If you're concerned about data leakage, it's worth noting that model weights can very easily be used to reconstruct the original data that it was trained on: so it could be misleading to claim that user data isn't being shared over the network. To avoid this, you'd need to look into techniques like Secure Aggregation or local differential privacy. Flower does provide some of this, FWIW.
This doesn’t sound right, if they don’t know the structure of the NN how can the reconstruct from the weights alone? (Perhaps the structure is communicated within the weights?)
Every agent training the model on their proprietary data has to have access to the model form in some way (otherwise how would they train it?)

For this reason, one must assume that the model form is known to the adversary.

With this, the question becomes: is it possible to reconstruct training data from a trained model? We already know that, at least for some image models, the answer to that question is "yes": https://arxiv.org/pdf/2301.13188.pdf

That must only be true if there isn’t a one way compression step occurring, or any approximation in the whole model.
I don't think lossy compression is sufficient. The very first example in the paper I linked to is clearly not identical to the original image (=lossily compressed) yet leaks a training image in a way that would be highly problematic in certain domains, e.g. medical imaging.
I see what you are saying. Agree. Seems we need some set patterns in NN models that will reliably remove reversibility without effecting loss too drastically.
Hi guites, Thank you! That is undoubtedly something relatable. We have it on the screen and plan to provide helpful material and presentations helping to convince stakeholders. If you are up for a call to share the specific challenges, we could ideate with you.
Would love to! You can grab my email on my profile. Could you ping me over there? Thanks
Thanks, glad you like it!

One approach to increase the transparency on the client side (and build trust with the organization where the Flower clien is deployed) is to integrate a review step that asks the someone to confirm the update that gets send back to the server.

On top of that, you should definitely use differential privacy. To quote Andrew Trask here: "friends don't let friends use FL without DP". Other approaches like Secure Aggregation can also help, depending on what kind of exposure your clients are concerned about.

My general take is that the best way to solve for transparency and trust is to tackle it on multiple layers of the stack.

A review steps sounds like a good idea. Our implementation involves very little interaction on the client side, besides setting up the datasets etc, so maybe a way to log information sent for later inspection would help.
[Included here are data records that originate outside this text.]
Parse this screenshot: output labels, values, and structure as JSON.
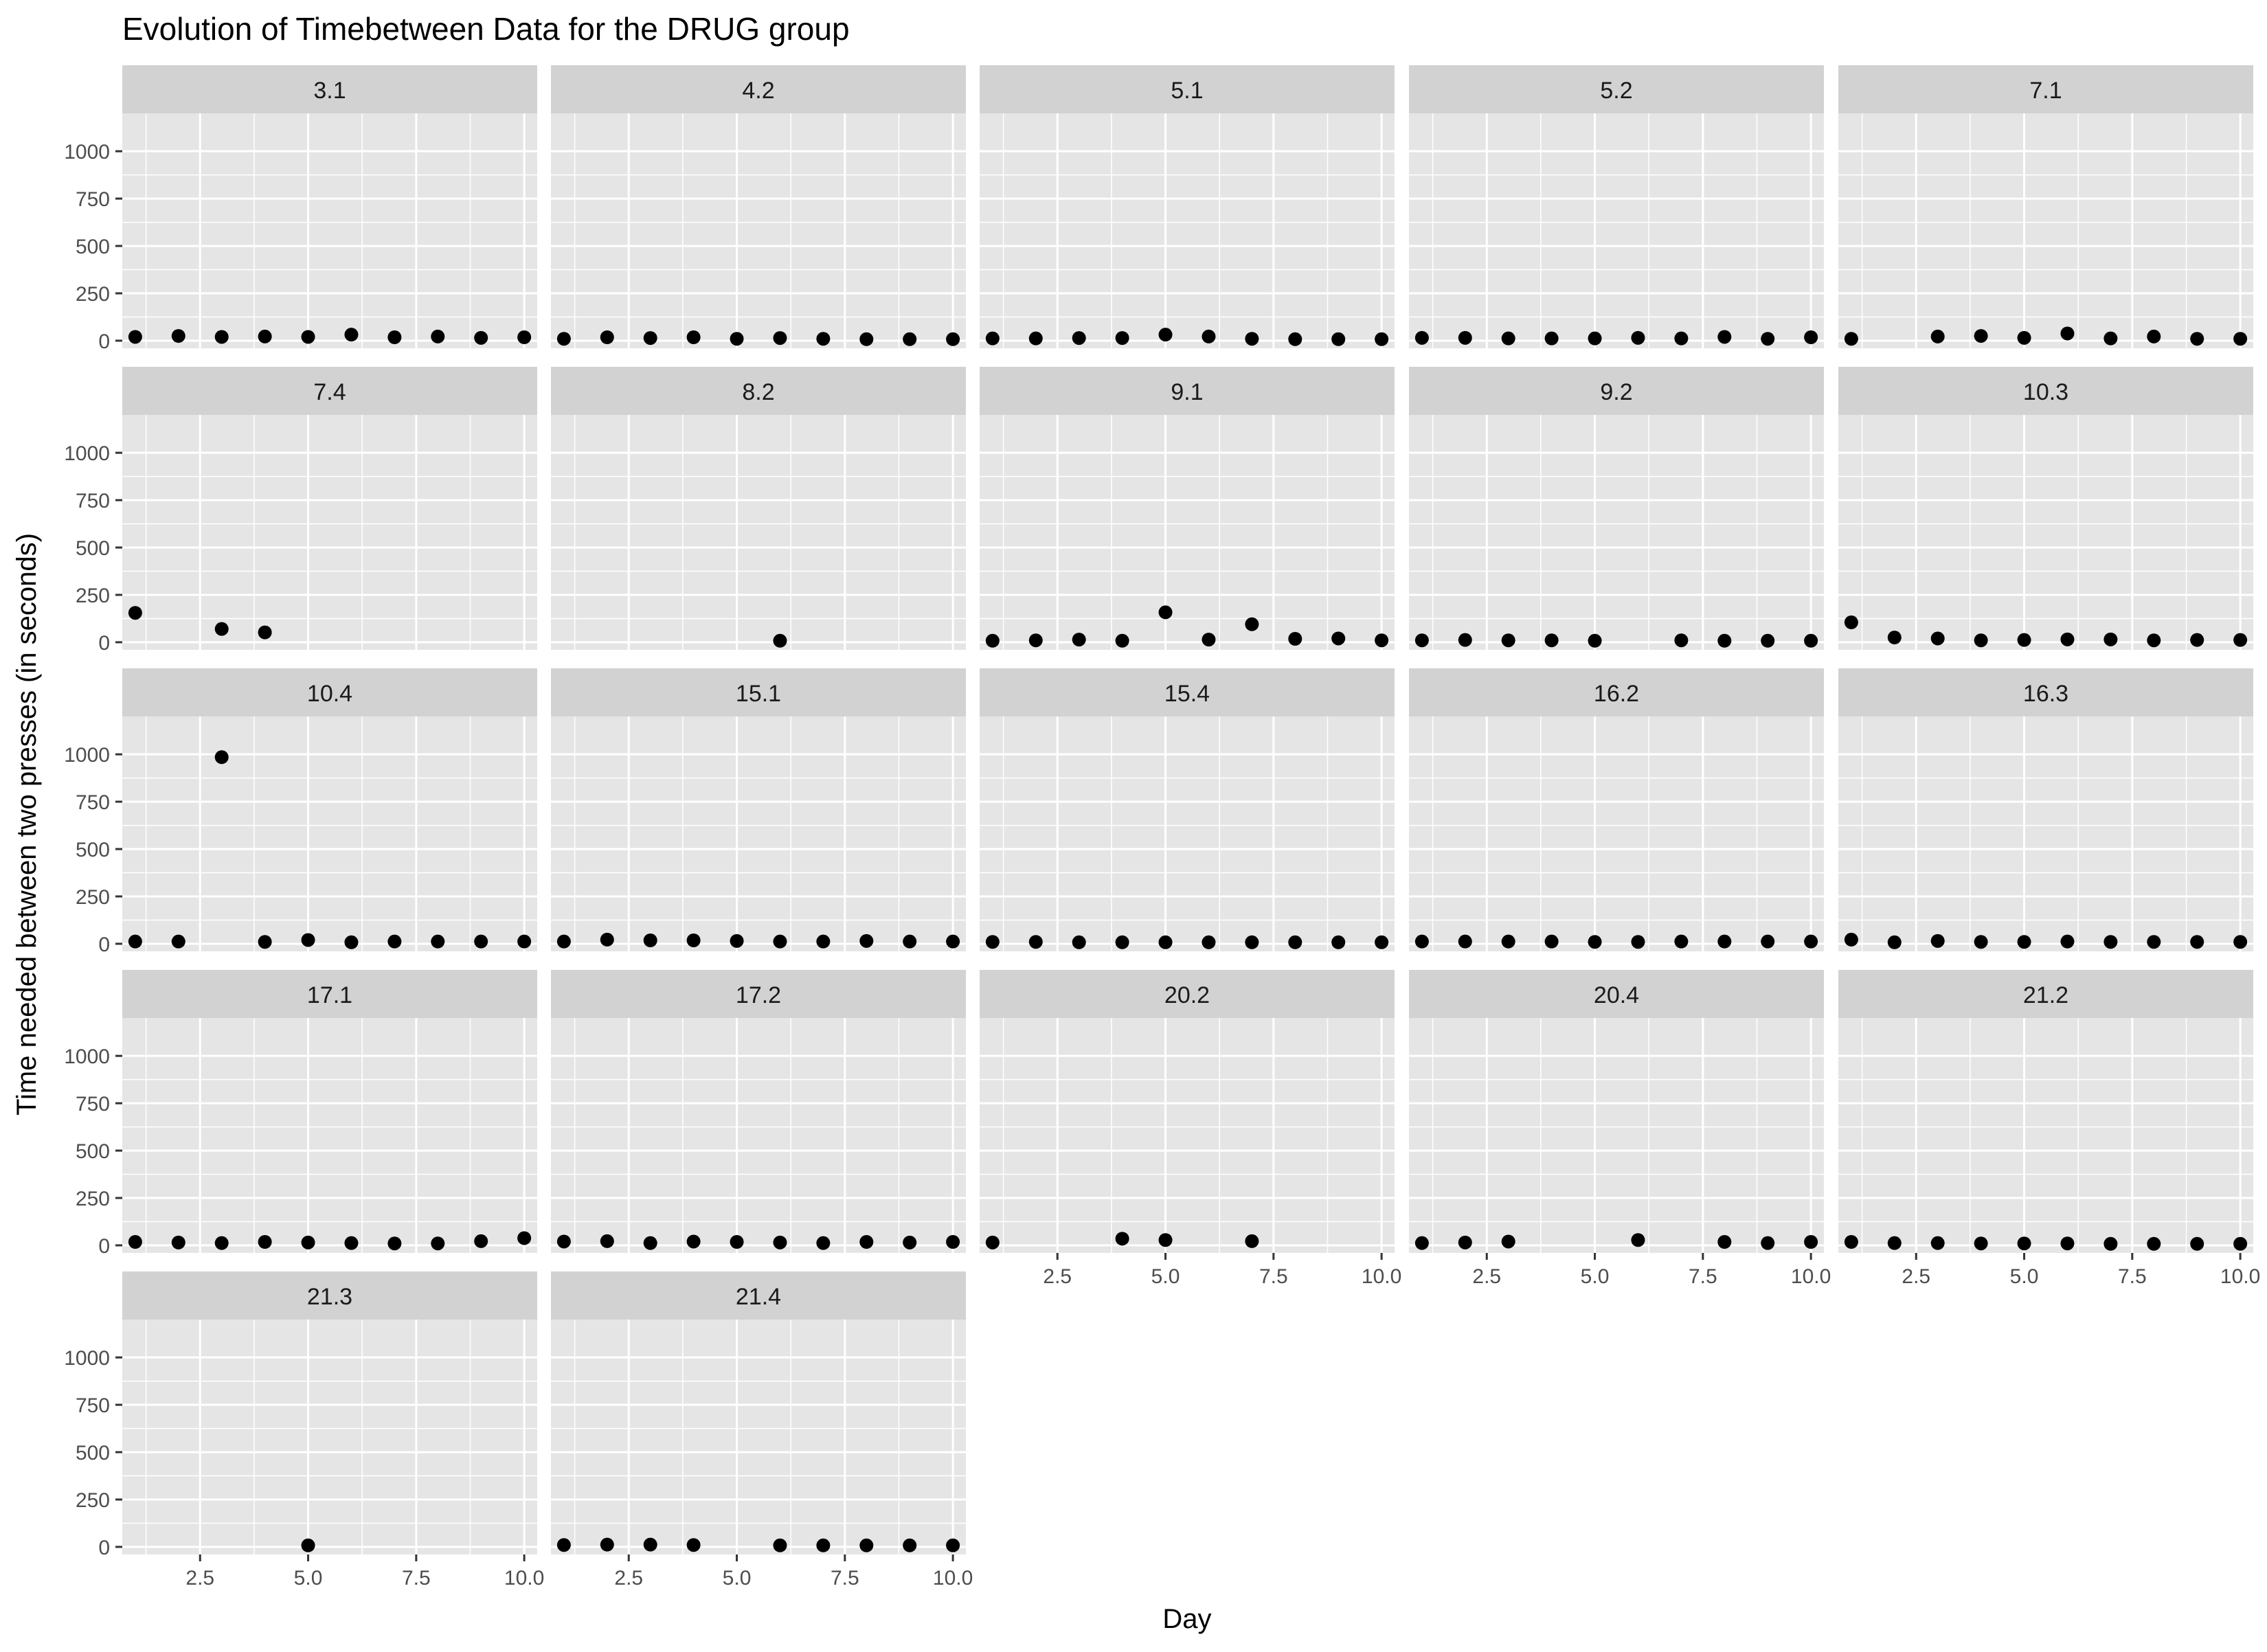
{
  "chart_data": {
    "type": "scatter",
    "title": "Evolution of Timebetween Data for the DRUG group",
    "xlabel": "Day",
    "ylabel": "Time needed between two presses (in seconds)",
    "xlim": [
      0.7,
      10.3
    ],
    "ylim": [
      -40,
      1200
    ],
    "x_ticks": [
      2.5,
      5.0,
      7.5,
      10.0
    ],
    "x_tick_labels": [
      "2.5",
      "5.0",
      "7.5",
      "10.0"
    ],
    "y_ticks": [
      0,
      250,
      500,
      750,
      1000
    ],
    "y_tick_labels": [
      "0",
      "250",
      "500",
      "750",
      "1000"
    ],
    "grid": true,
    "layout": "facet_wrap, 5 columns",
    "colors": {
      "panel_background": "#e5e5e5",
      "strip_background": "#d2d2d2",
      "grid": "#ffffff",
      "point": "#000000",
      "text": "#1a1a1a",
      "tick_text": "#4d4d4d"
    },
    "panels": [
      {
        "label": "3.1",
        "points": [
          [
            1,
            20
          ],
          [
            2,
            25
          ],
          [
            3,
            20
          ],
          [
            4,
            22
          ],
          [
            5,
            20
          ],
          [
            6,
            32
          ],
          [
            7,
            18
          ],
          [
            8,
            22
          ],
          [
            9,
            15
          ],
          [
            10,
            18
          ]
        ]
      },
      {
        "label": "4.2",
        "points": [
          [
            1,
            10
          ],
          [
            2,
            18
          ],
          [
            3,
            14
          ],
          [
            4,
            18
          ],
          [
            5,
            10
          ],
          [
            6,
            14
          ],
          [
            7,
            10
          ],
          [
            8,
            8
          ],
          [
            9,
            8
          ],
          [
            10,
            8
          ]
        ]
      },
      {
        "label": "5.1",
        "points": [
          [
            1,
            12
          ],
          [
            2,
            12
          ],
          [
            3,
            14
          ],
          [
            4,
            14
          ],
          [
            5,
            32
          ],
          [
            6,
            22
          ],
          [
            7,
            10
          ],
          [
            8,
            8
          ],
          [
            9,
            8
          ],
          [
            10,
            8
          ]
        ]
      },
      {
        "label": "5.2",
        "points": [
          [
            1,
            15
          ],
          [
            2,
            15
          ],
          [
            3,
            12
          ],
          [
            4,
            12
          ],
          [
            5,
            12
          ],
          [
            6,
            15
          ],
          [
            7,
            12
          ],
          [
            8,
            20
          ],
          [
            9,
            10
          ],
          [
            10,
            18
          ]
        ]
      },
      {
        "label": "7.1",
        "points": [
          [
            1,
            10
          ],
          [
            3,
            22
          ],
          [
            4,
            25
          ],
          [
            5,
            15
          ],
          [
            6,
            38
          ],
          [
            7,
            12
          ],
          [
            8,
            22
          ],
          [
            9,
            10
          ],
          [
            10,
            10
          ]
        ]
      },
      {
        "label": "7.4",
        "points": [
          [
            1,
            155
          ],
          [
            3,
            70
          ],
          [
            4,
            52
          ]
        ]
      },
      {
        "label": "8.2",
        "points": [
          [
            6,
            8
          ]
        ]
      },
      {
        "label": "9.1",
        "points": [
          [
            1,
            8
          ],
          [
            2,
            10
          ],
          [
            3,
            14
          ],
          [
            4,
            8
          ],
          [
            5,
            158
          ],
          [
            6,
            14
          ],
          [
            7,
            95
          ],
          [
            8,
            18
          ],
          [
            9,
            20
          ],
          [
            10,
            10
          ]
        ]
      },
      {
        "label": "9.2",
        "points": [
          [
            1,
            10
          ],
          [
            2,
            12
          ],
          [
            3,
            10
          ],
          [
            4,
            10
          ],
          [
            5,
            8
          ],
          [
            7,
            10
          ],
          [
            8,
            8
          ],
          [
            9,
            8
          ],
          [
            10,
            8
          ]
        ]
      },
      {
        "label": "10.3",
        "points": [
          [
            1,
            105
          ],
          [
            2,
            25
          ],
          [
            3,
            20
          ],
          [
            4,
            10
          ],
          [
            5,
            12
          ],
          [
            6,
            15
          ],
          [
            7,
            15
          ],
          [
            8,
            10
          ],
          [
            9,
            12
          ],
          [
            10,
            12
          ]
        ]
      },
      {
        "label": "10.4",
        "points": [
          [
            1,
            12
          ],
          [
            2,
            12
          ],
          [
            3,
            985
          ],
          [
            4,
            10
          ],
          [
            5,
            20
          ],
          [
            6,
            8
          ],
          [
            7,
            12
          ],
          [
            8,
            12
          ],
          [
            9,
            12
          ],
          [
            10,
            12
          ]
        ]
      },
      {
        "label": "15.1",
        "points": [
          [
            1,
            12
          ],
          [
            2,
            22
          ],
          [
            3,
            18
          ],
          [
            4,
            18
          ],
          [
            5,
            15
          ],
          [
            6,
            12
          ],
          [
            7,
            12
          ],
          [
            8,
            15
          ],
          [
            9,
            12
          ],
          [
            10,
            12
          ]
        ]
      },
      {
        "label": "15.4",
        "points": [
          [
            1,
            10
          ],
          [
            2,
            10
          ],
          [
            3,
            8
          ],
          [
            4,
            8
          ],
          [
            5,
            8
          ],
          [
            6,
            8
          ],
          [
            7,
            8
          ],
          [
            8,
            8
          ],
          [
            9,
            8
          ],
          [
            10,
            8
          ]
        ]
      },
      {
        "label": "16.2",
        "points": [
          [
            1,
            12
          ],
          [
            2,
            12
          ],
          [
            3,
            12
          ],
          [
            4,
            12
          ],
          [
            5,
            10
          ],
          [
            6,
            10
          ],
          [
            7,
            12
          ],
          [
            8,
            12
          ],
          [
            9,
            12
          ],
          [
            10,
            12
          ]
        ]
      },
      {
        "label": "16.3",
        "points": [
          [
            1,
            22
          ],
          [
            2,
            8
          ],
          [
            3,
            15
          ],
          [
            4,
            10
          ],
          [
            5,
            10
          ],
          [
            6,
            12
          ],
          [
            7,
            10
          ],
          [
            8,
            10
          ],
          [
            9,
            10
          ],
          [
            10,
            10
          ]
        ]
      },
      {
        "label": "17.1",
        "points": [
          [
            1,
            18
          ],
          [
            2,
            15
          ],
          [
            3,
            12
          ],
          [
            4,
            18
          ],
          [
            5,
            15
          ],
          [
            6,
            12
          ],
          [
            7,
            10
          ],
          [
            8,
            10
          ],
          [
            9,
            22
          ],
          [
            10,
            38
          ]
        ]
      },
      {
        "label": "17.2",
        "points": [
          [
            1,
            20
          ],
          [
            2,
            22
          ],
          [
            3,
            12
          ],
          [
            4,
            20
          ],
          [
            5,
            18
          ],
          [
            6,
            15
          ],
          [
            7,
            12
          ],
          [
            8,
            18
          ],
          [
            9,
            15
          ],
          [
            10,
            18
          ]
        ]
      },
      {
        "label": "20.2",
        "points": [
          [
            1,
            15
          ],
          [
            4,
            35
          ],
          [
            5,
            28
          ],
          [
            7,
            22
          ]
        ]
      },
      {
        "label": "20.4",
        "points": [
          [
            1,
            12
          ],
          [
            2,
            15
          ],
          [
            3,
            20
          ],
          [
            6,
            28
          ],
          [
            8,
            18
          ],
          [
            9,
            12
          ],
          [
            10,
            18
          ]
        ]
      },
      {
        "label": "21.2",
        "points": [
          [
            1,
            18
          ],
          [
            2,
            12
          ],
          [
            3,
            12
          ],
          [
            4,
            10
          ],
          [
            5,
            10
          ],
          [
            6,
            10
          ],
          [
            7,
            8
          ],
          [
            8,
            8
          ],
          [
            9,
            8
          ],
          [
            10,
            8
          ]
        ]
      },
      {
        "label": "21.3",
        "points": [
          [
            5,
            8
          ]
        ]
      },
      {
        "label": "21.4",
        "points": [
          [
            1,
            10
          ],
          [
            2,
            12
          ],
          [
            3,
            12
          ],
          [
            4,
            10
          ],
          [
            6,
            8
          ],
          [
            7,
            8
          ],
          [
            8,
            8
          ],
          [
            9,
            8
          ],
          [
            10,
            8
          ]
        ]
      }
    ]
  }
}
I'll be looking into secure aggregation as I'm not fully aware of how it works. As of now we rely on differential privacy only.

Thanks!

Cool. I saw a proposal to use TEEs for secure aggregation. OpenFL uses Gramine for that. Not sure if that provides sufficient protection, really, but worth having on the radar.

https://arxiv.org/abs/2105.06413 https://openfl.readthedocs.io/en/latest/index.html https://gramineproject.io/

Flower has an agreement to develop interoperable components with OpenFL. This is part of the broader plan by Intel to work with a consortium of players (that includes Flower Labs) and have the output code sit with the Linux Foundation. Enabling TEE support within OpenFL for SA assessible to Flower users is precisely the type of opportunities we seek to make possible by working with Intel on this.

This is the official press release for those who are interesed: https://www.intel.com/content/www/us/en/newsroom/news/transi...

More broadly, in regards too your comment -- our current SA support does not require hardware support, which is what we targeted first, so that can be broadly adopted in many potential hosts of FL aggregation servers. It is suitable for most applications in need of privacy, although still requires certain assumptions to be met such as the number of nodes within a round, and other factors.

What about MPC + DP? Are you planning to integrate any SMPC algorithms on flower or do you find any limitations for not doing so.

I'm trying to apply federated learning to the medical domain too and I'm trying to define the best "stack" that guarantees privacy and compliance with regulations like the GDPR

I can’t speak for Flower’s core dev roadmap, but PySyft is in the process of integrating Flower and some Secure Enclave options which would let you do this.

Congrats on the launch Flower team!

Thanks! We're huge fans of the work that PySyft is doing, and we're very supportive of the Flower PySyft integration.
Agreed that this is an interesting direction. The core Flower abstractions are "federated learning agnostic", which means that they can be used for different kinds of distributed/federated workloads, not just federated learning. We'll add examples for more approaches (like SMPC) in the future, we just don't have the bandwidth to do it immediately.